A sud di Gaza le strade sono allagate, in tutta la Striscia l’elettricità è disponibile solo per quattro ore al giorno, rendendo quasi impossibile scaldare le abitazioni rimaste in piedi, le case mobili e i rifugi per i profughi. Il carburante non entra da Israele, se non in piccole quantità, insufficienti a coprire i bisogni di un milione e 800mila persone.

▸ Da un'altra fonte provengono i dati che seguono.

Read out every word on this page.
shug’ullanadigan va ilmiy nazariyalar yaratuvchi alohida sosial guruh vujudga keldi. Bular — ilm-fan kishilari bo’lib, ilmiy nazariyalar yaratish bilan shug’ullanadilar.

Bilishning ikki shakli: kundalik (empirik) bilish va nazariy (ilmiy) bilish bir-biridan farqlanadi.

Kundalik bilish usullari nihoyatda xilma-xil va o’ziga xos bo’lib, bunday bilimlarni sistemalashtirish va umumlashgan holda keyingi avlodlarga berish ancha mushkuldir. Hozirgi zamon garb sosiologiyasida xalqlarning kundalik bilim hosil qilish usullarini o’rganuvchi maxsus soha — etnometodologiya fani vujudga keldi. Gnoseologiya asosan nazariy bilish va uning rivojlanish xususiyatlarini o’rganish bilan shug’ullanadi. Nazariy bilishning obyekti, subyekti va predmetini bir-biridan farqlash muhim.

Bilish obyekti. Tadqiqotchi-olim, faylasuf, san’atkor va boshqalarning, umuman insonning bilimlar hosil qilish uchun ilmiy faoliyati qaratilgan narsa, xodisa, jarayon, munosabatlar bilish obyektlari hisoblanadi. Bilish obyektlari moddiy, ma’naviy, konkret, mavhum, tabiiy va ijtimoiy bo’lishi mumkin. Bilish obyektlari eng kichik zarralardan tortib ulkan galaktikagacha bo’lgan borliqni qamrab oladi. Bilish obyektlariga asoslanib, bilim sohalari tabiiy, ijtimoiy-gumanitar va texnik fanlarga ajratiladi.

Anche per questa ragione Hamas ha invitato ieri nella Striscia tutte le fazioni politiche palestinesi, per discutere della crisi di elettricità, della mancata ricostruzione e della questione dei dipendenti pubblici.
Dalla riunione d’emergenza è uscito un appello al governo di unità nazionale, nato lo scorso aprile dopo un accordo tra Hamas e Fatah: l’esecutivo tecnico non sta portando avanti i propri doveri a Gaza, un’inefficienza che aggrava gli effetti dell’assedio israeliano e il mancato arrivo delle donazioni internazionali (ad oggi è stato effettivamente consegnato solo il 2% dei 5,3 miliardi di dollari promessi dalla comunità internazionale) . A ciò si è aggiunta la richiesta di indire a breve le elezioni politiche, in stallo dal 2010.
A monte lo scambio di accuse tra Hamas e Fatah, la cui riconciliazione è apparsa fin da subito un matrimonio d’interesse e non certo d’amore. Hamas ha bisogno del sostegno dell’Anp per ricostruire Gaza e farla uscire dalla crisi economica dovuta all’isolamento del movimento islamista dopo la caduta dei Fratelli Musulmani in Egitto; Fatah in drastico calo di consensi necessita di mostrarsi alla popolazione palestinese come una forza credibile e impegnata nella resistenza all’occupante israeliano.
Le conseguenze sono sotto gli occhi di tutti: il presidente Abbas non perde occasione per accusare Hamas di aver trascinato Gaza nel confronto con Israele e di essere indirettamente responsabile del massacro; Hamas – da parte sua – rimprovera all’Anp di Ramallah il mancato pagamento degli stipendi di 43mila impiegati pubblici, un modo per far crollare il consenso verso il movimento islamista nell’enclave palestinese.
E se non bastassero maltempo, assedio e faide interne, a schiacciare la popolazione civile di Gaza ci si mette pure l’Egitto, da oltre un anno impegnato a distruggere Hamas, considerato tra i responsabili dell’instabilità nella penisola del Sinai. Questa mattina il Cairo ha cancellato la decisione di aprire il valico di Rafah, tra Gaza e Egitto, per tre giorni a seguito del rapimento di un funzionario della sicurezza egiziano in Sinai. A pagarne le spese sono malati, studenti, civili che da mesi attendono di uscire dalla Striscia attraverso l’unico vero collegamento con il mondo esterno, l’unico vero strumento per alleviare l’assedio israeliano.
Ma la politica del presidente egiziano al-Sisi è chiara: imporre un secondo assedio su Gaza per spezzare la resistenza del nemico Hamas, braccio palestinese dei Fratelli Musulmani contro i quali il Cairo ha avviato una durissima campagna di repressione. Uno dei mezzi è la creazione di una zona cuscinetto lungo il confine, attraverso la demolizione delle case egiziane che si trovano entro i 500 metri dalla frontiera con Gaza. Negli ultimi giorni è partita la distruzione di altre duemila abitazioni, dopo che 800 strutture erano già state rase al suolo nelle settimane precedenti.